Klausel in der Milchhygieneverordnung
Vermutlich wurde diese Vorgabe einst eingeführt, um einer geschmacklichen Beeinflussung der Milch vorzubeugen. Doch die Menge an Knoblauch sei bei Mootral so gering, dass in sogenannten «Geschmacks-Panels» keine Geschmacksübertragung nachgewiesen werden konnte. Die professionellen Tester des Panels schmeckten den Knoblauch weder in der Milch noch im Fleisch, so die Mediensprecherin von Mootral, Eileen Rueter.

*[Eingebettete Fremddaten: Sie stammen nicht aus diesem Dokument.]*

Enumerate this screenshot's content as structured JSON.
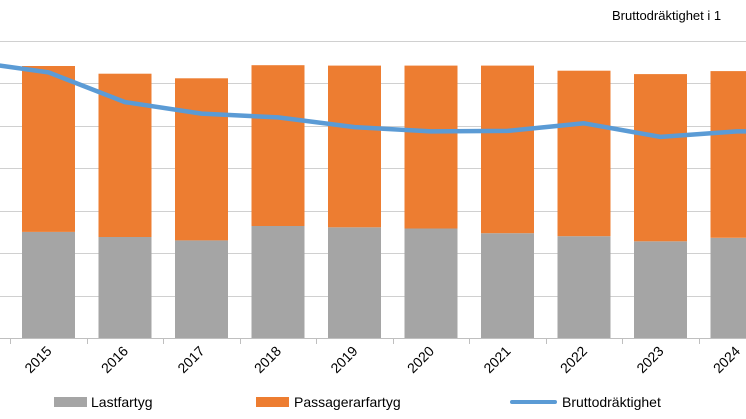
{
  "chart_data": {
    "type": "bar",
    "stacked": true,
    "categories": [
      "2015",
      "2016",
      "2017",
      "2018",
      "2019",
      "2020",
      "2021",
      "2022",
      "2023",
      "2024"
    ],
    "series": [
      {
        "name": "Lastfartyg",
        "type": "bar",
        "color": "#a5a5a5",
        "values": [
          2.5,
          2.38,
          2.3,
          2.64,
          2.61,
          2.58,
          2.47,
          2.4,
          2.28,
          2.36
        ]
      },
      {
        "name": "Passagerarfartyg",
        "type": "bar",
        "color": "#ed7d31",
        "values": [
          3.91,
          3.85,
          3.82,
          3.79,
          3.81,
          3.84,
          3.95,
          3.9,
          3.94,
          3.93
        ]
      },
      {
        "name": "Bruttodräktighet",
        "type": "line",
        "color": "#5b9bd5",
        "values": [
          6.26,
          5.56,
          5.29,
          5.2,
          4.97,
          4.87,
          4.88,
          5.06,
          4.74,
          4.87
        ]
      }
    ],
    "line_left_edge_value": 6.42,
    "ylabel": "Bruttodräktighet i 1",
    "ylim": [
      0,
      7.0
    ],
    "y_gridlines": [
      0,
      1,
      2,
      3,
      4,
      5,
      6,
      7
    ],
    "grid": true,
    "legend": "bottom"
  }
}
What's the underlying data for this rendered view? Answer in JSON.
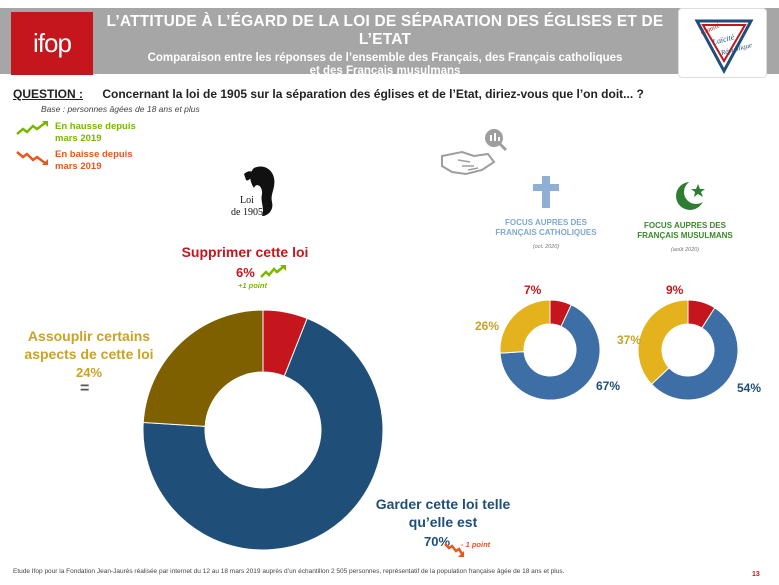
{
  "header": {
    "logo_text": "ifop",
    "title": "L’ATTITUDE À L’ÉGARD DE LA LOI DE SÉPARATION DES ÉGLISES ET DE L’ETAT",
    "subtitle_line1": "Comparaison entre les réponses de l’ensemble des Français, des Français catholiques",
    "subtitle_line2": "et des Français musulmans",
    "comite_logo_text": "Comité Laïcité République"
  },
  "question": {
    "label": "QUESTION :",
    "text": "Concernant la loi de 1905 sur la séparation des églises et de l’Etat, diriez-vous que l’on doit... ?",
    "base": "Base : personnes âgées de 18 ans et plus"
  },
  "legend": {
    "up": "En hausse depuis mars 2019",
    "down": "En baisse depuis mars 2019"
  },
  "portrait_caption": {
    "line1": "Loi",
    "line2": "de 1905"
  },
  "focus": {
    "catholic_title": "FOCUS AUPRES DES FRANÇAIS CATHOLIQUES",
    "catholic_date": "(oct. 2020)",
    "muslim_title": "FOCUS AUPRES DES FRANÇAIS MUSULMANS",
    "muslim_date": "(août 2020)"
  },
  "colors": {
    "garder": "#1f4e79",
    "assouplir": "#7f6000",
    "supprimer": "#c4161c",
    "small_gold": "#e3b21c",
    "small_blue": "#3d6ea5",
    "up": "#7ab800",
    "down": "#e8571e"
  },
  "chart_data": [
    {
      "type": "pie",
      "categories": [
        "Garder cette loi telle qu’elle est",
        "Assouplir certains aspects de cette loi",
        "Supprimer cette loi"
      ],
      "values": [
        70,
        24,
        6
      ],
      "value_labels": [
        "70%",
        "24%",
        "6%"
      ],
      "changes": [
        "- 1 point",
        "=",
        "+1 point"
      ]
    },
    {
      "type": "pie",
      "title": "FOCUS AUPRES DES FRANÇAIS CATHOLIQUES",
      "categories": [
        "Garder cette loi telle qu’elle est",
        "Assouplir certains aspects de cette loi",
        "Supprimer cette loi"
      ],
      "values": [
        67,
        26,
        7
      ],
      "value_labels": [
        "67%",
        "26%",
        "7%"
      ]
    },
    {
      "type": "pie",
      "title": "FOCUS AUPRES DES FRANÇAIS MUSULMANS",
      "categories": [
        "Garder cette loi telle qu’elle est",
        "Assouplir certains aspects de cette loi",
        "Supprimer cette loi"
      ],
      "values": [
        54,
        37,
        9
      ],
      "value_labels": [
        "54%",
        "37%",
        "9%"
      ]
    }
  ],
  "footer": "Etude Ifop pour la Fondation Jean-Jaurès réalisée par internet du 12 au 18 mars 2019 auprès d’un échantillon 2 505 personnes, représentatif de la population française âgée de 18 ans et plus.",
  "page_number": "13"
}
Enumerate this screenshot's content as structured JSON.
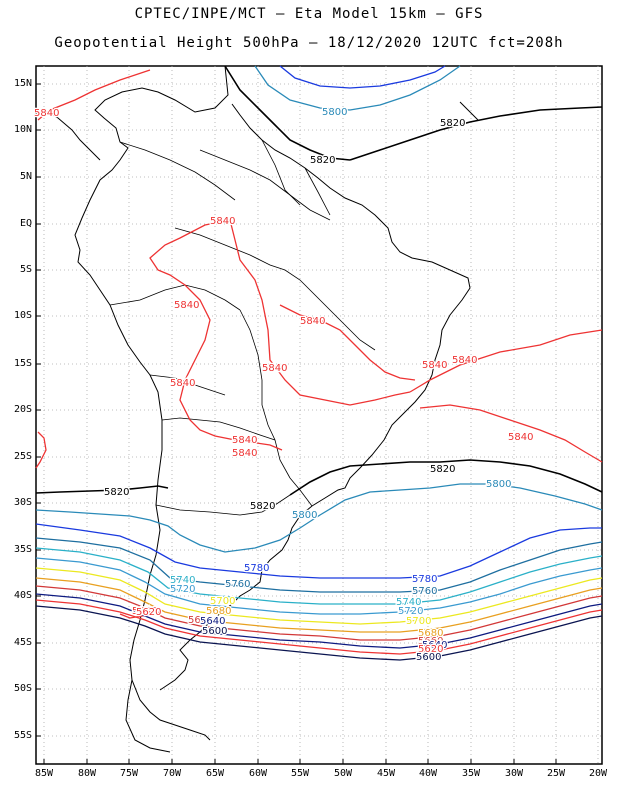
{
  "title": {
    "line1": "CPTEC/INPE/MCT –  Eta Model 15km – GFS",
    "line2": "Geopotential Height 500hPa – 18/12/2020 12UTC fct=208h"
  },
  "axes": {
    "lat_labels": [
      "15N",
      "10N",
      "5N",
      "EQ",
      "5S",
      "10S",
      "15S",
      "20S",
      "25S",
      "30S",
      "35S",
      "40S",
      "45S",
      "50S",
      "55S"
    ],
    "lon_labels": [
      "85W",
      "80W",
      "75W",
      "70W",
      "65W",
      "60W",
      "55W",
      "50W",
      "45W",
      "40W",
      "35W",
      "30W",
      "25W",
      "20W"
    ]
  },
  "contours": [
    {
      "value": "5840",
      "color": "#ee3333"
    },
    {
      "value": "5820",
      "color": "#000000"
    },
    {
      "value": "5800",
      "color": "#2a8ab8"
    },
    {
      "value": "5780",
      "color": "#1a3adf"
    },
    {
      "value": "5760",
      "color": "#1e6fa0"
    },
    {
      "value": "5740",
      "color": "#2ab0c8"
    },
    {
      "value": "5720",
      "color": "#3a9ad0"
    },
    {
      "value": "5700",
      "color": "#ece820"
    },
    {
      "value": "5680",
      "color": "#e8a020"
    },
    {
      "value": "5660",
      "color": "#d23838"
    },
    {
      "value": "5640",
      "color": "#0d1a80"
    },
    {
      "value": "5620",
      "color": "#ee3333"
    },
    {
      "value": "5600",
      "color": "#0a1450"
    }
  ],
  "contour_labels": [
    {
      "text": "5840",
      "color": "#ee3333"
    },
    {
      "text": "5840",
      "color": "#ee3333"
    },
    {
      "text": "5840",
      "color": "#ee3333"
    },
    {
      "text": "5840",
      "color": "#ee3333"
    },
    {
      "text": "5840",
      "color": "#ee3333"
    },
    {
      "text": "5840",
      "color": "#ee3333"
    },
    {
      "text": "5840",
      "color": "#ee3333"
    },
    {
      "text": "5840",
      "color": "#ee3333"
    },
    {
      "text": "5840",
      "color": "#ee3333"
    },
    {
      "text": "5840",
      "color": "#ee3333"
    },
    {
      "text": "5840",
      "color": "#ee3333"
    },
    {
      "text": "5840",
      "color": "#ee3333"
    },
    {
      "text": "5820",
      "color": "#000000"
    },
    {
      "text": "5820",
      "color": "#000000"
    },
    {
      "text": "5820",
      "color": "#000000"
    },
    {
      "text": "5820",
      "color": "#000000"
    },
    {
      "text": "5820",
      "color": "#000000"
    },
    {
      "text": "5800",
      "color": "#2a8ab8"
    },
    {
      "text": "5800",
      "color": "#2a8ab8"
    },
    {
      "text": "5800",
      "color": "#2a8ab8"
    },
    {
      "text": "5780",
      "color": "#1a3adf"
    },
    {
      "text": "5780",
      "color": "#1a3adf"
    },
    {
      "text": "5760",
      "color": "#1e6fa0"
    },
    {
      "text": "5760",
      "color": "#1e6fa0"
    },
    {
      "text": "5740",
      "color": "#2ab0c8"
    },
    {
      "text": "5740",
      "color": "#2ab0c8"
    },
    {
      "text": "5720",
      "color": "#3a9ad0"
    },
    {
      "text": "5720",
      "color": "#3a9ad0"
    },
    {
      "text": "5700",
      "color": "#ece820"
    },
    {
      "text": "5700",
      "color": "#ece820"
    },
    {
      "text": "5680",
      "color": "#e8a020"
    },
    {
      "text": "5680",
      "color": "#e8a020"
    },
    {
      "text": "5660",
      "color": "#d23838"
    },
    {
      "text": "5660",
      "color": "#d23838"
    },
    {
      "text": "5640",
      "color": "#0d1a80"
    },
    {
      "text": "5640",
      "color": "#0d1a80"
    },
    {
      "text": "5620",
      "color": "#ee3333"
    },
    {
      "text": "5620",
      "color": "#ee3333"
    },
    {
      "text": "5600",
      "color": "#0a1450"
    },
    {
      "text": "5600",
      "color": "#0a1450"
    }
  ]
}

Schädliche Wirkung möglich
Andreas Raemy, Tierarzt bei der Tierarztpraxis am Gantrisch, hat Bedenken, was die Geschmacksübertragung des Lauchgewächses angeht. «Problematisch ist, dass Milch sehr schnell den Geschmack anderer Stoffe annimmt. Bereits das Einatmen starker Knoblauchdämpfe kann den Geschmack der Milch beeinflussen», berichtet der Tierarzt. Wie genau sich eine Knoblauch-Fütterung auf die Wiederkäuer auswirkt, ist umstritten. Im Tierarzneimittelverzeichnis des Instituts für Veterinärpharmakologie und -toxikologie Zürich ist Knoblauch für Tiere als stark giftig vermerkt. Der Wirkstoff des Knoblauchs kann die Schleimhäute des Magen-Darm-Traktes angreifen und führt unter Umständen zu einer Schädigung der roten Blutkörperchen. «Auch hier macht aber die Dosis das Gift», weiss Andreas Raemy aus Erfahrung.

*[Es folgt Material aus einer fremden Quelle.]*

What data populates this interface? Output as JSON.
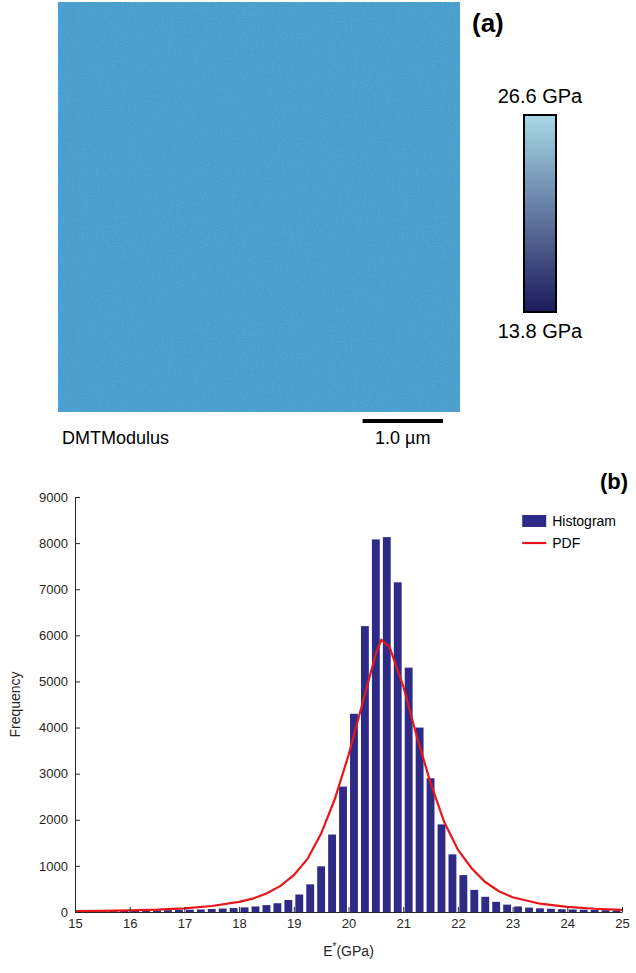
{
  "chart_data": [
    {
      "type": "image",
      "panel": "(a)",
      "label": "DMTModulus",
      "color": "#3f9dd2",
      "size": 5,
      "scale_bar": {
        "value": 1.0,
        "label": "1.0 µm"
      },
      "colorbar": {
        "range": [
          13.8,
          26.6
        ],
        "ticks": [
          {
            "value": 26.6,
            "label": "26.6 GPa"
          },
          {
            "value": 13.8,
            "label": "13.8 GPa"
          }
        ],
        "colors": [
          "#1c1b5c",
          "#a9d8e6"
        ]
      }
    },
    {
      "type": "histogram",
      "panel": "(b)",
      "x_label": "E*(GPa)",
      "y_label": "Frequency",
      "xlim": [
        15,
        25
      ],
      "xticks": [
        15,
        16,
        17,
        18,
        19,
        20,
        21,
        22,
        23,
        24,
        25
      ],
      "ylim": [
        0,
        9000
      ],
      "yticks": [
        0,
        1000,
        2000,
        3000,
        4000,
        5000,
        6000,
        7000,
        8000,
        9000
      ],
      "legend": "top-right",
      "series": [
        {
          "name": "Histogram",
          "type": "bar",
          "color": "#2e2b87",
          "bins": [
            15.0,
            15.2,
            15.4,
            15.6,
            15.8,
            16.0,
            16.2,
            16.4,
            16.6,
            16.8,
            17.0,
            17.2,
            17.4,
            17.6,
            17.8,
            18.0,
            18.2,
            18.4,
            18.6,
            18.8,
            19.0,
            19.2,
            19.4,
            19.6,
            19.8,
            20.0,
            20.2,
            20.4,
            20.6,
            20.8,
            21.0,
            21.2,
            21.4,
            21.6,
            21.8,
            22.0,
            22.2,
            22.4,
            22.6,
            22.8,
            23.0,
            23.2,
            23.4,
            23.6,
            23.8,
            24.0,
            24.2,
            24.4,
            24.6,
            24.8,
            25.0
          ],
          "values": [
            15,
            18,
            20,
            22,
            25,
            28,
            30,
            35,
            40,
            45,
            50,
            55,
            65,
            75,
            85,
            100,
            120,
            150,
            190,
            260,
            380,
            600,
            990,
            1680,
            2720,
            4300,
            6200,
            8080,
            8130,
            7150,
            5300,
            4000,
            2900,
            1900,
            1250,
            800,
            480,
            330,
            220,
            160,
            120,
            95,
            80,
            70,
            60,
            55,
            50,
            45,
            40,
            35
          ]
        },
        {
          "name": "PDF",
          "type": "line",
          "color": "#e8161b",
          "x": [
            15,
            15.5,
            16,
            16.5,
            17,
            17.5,
            18,
            18.25,
            18.5,
            18.75,
            19,
            19.25,
            19.5,
            19.75,
            20,
            20.25,
            20.5,
            20.6,
            20.75,
            21,
            21.25,
            21.5,
            21.75,
            22,
            22.25,
            22.5,
            22.75,
            23,
            23.5,
            24,
            24.5,
            25
          ],
          "values": [
            20,
            25,
            35,
            50,
            80,
            130,
            220,
            290,
            400,
            560,
            800,
            1150,
            1700,
            2450,
            3400,
            4500,
            5600,
            5900,
            5750,
            4900,
            3800,
            2800,
            1950,
            1350,
            950,
            650,
            450,
            320,
            180,
            110,
            70,
            45
          ]
        }
      ]
    }
  ]
}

Vermarktung in der Schweiz ungewiss
Sollte die Knoblauch-Klausel in der Milchhygieneverordnung entfernt werden, wäre dies der Wegbereiter für die Vermarktung von Mootral in der Schweiz. Starke Partner hat das Unternehmen bereits: Sowohl Emmi als auch die Zentralschweizer Milchproduzenten (ZMP) unterstützen das Agri-Tech-Unternehmen dabei, sein Produkt kostengünstig auf den Markt zu bringen.
55 Franken pro Milchkuh
Die derzeitigen Kosten für den Landwirt belaufen sich jährlich auf 55 Franken pro Milchkuh. Die Berechnung der Kosten basiert auf der Aufnahme von Trockenmasse. «Im Falle einer durchschnittlichen Schweizer Kuh ergibt sich ein Preis von weniger als einem Rappen pro Liter», schreibt Eileen Rueter auf Anfrage. Es werde aber daran gearbeitet, das Produkt günstiger bereitstellen zu können, so Rueter weiter. Um dies zu erreichen können die Landwirte, die Mootral verfüttern, sogenannte Kohlenstoffzertifikate generieren, welche sie sodann wieder verkaufen können, um so die Kosten des Futterzusatzmittels zu subventionieren. Man versuche, dem Landwirt durch die Fütterung des Zusatzes keine zusätzlichen Kosten zu verursachen. «Sei es durch die Kohlenstoffzertifikate, einen Mehrpreis für klimafreundliche Produkte, mehr Milchleistung, verbesserte Gesundheit der Tiere oder einen Mix aus allem» sagt die Mootral-Mediensprecherin.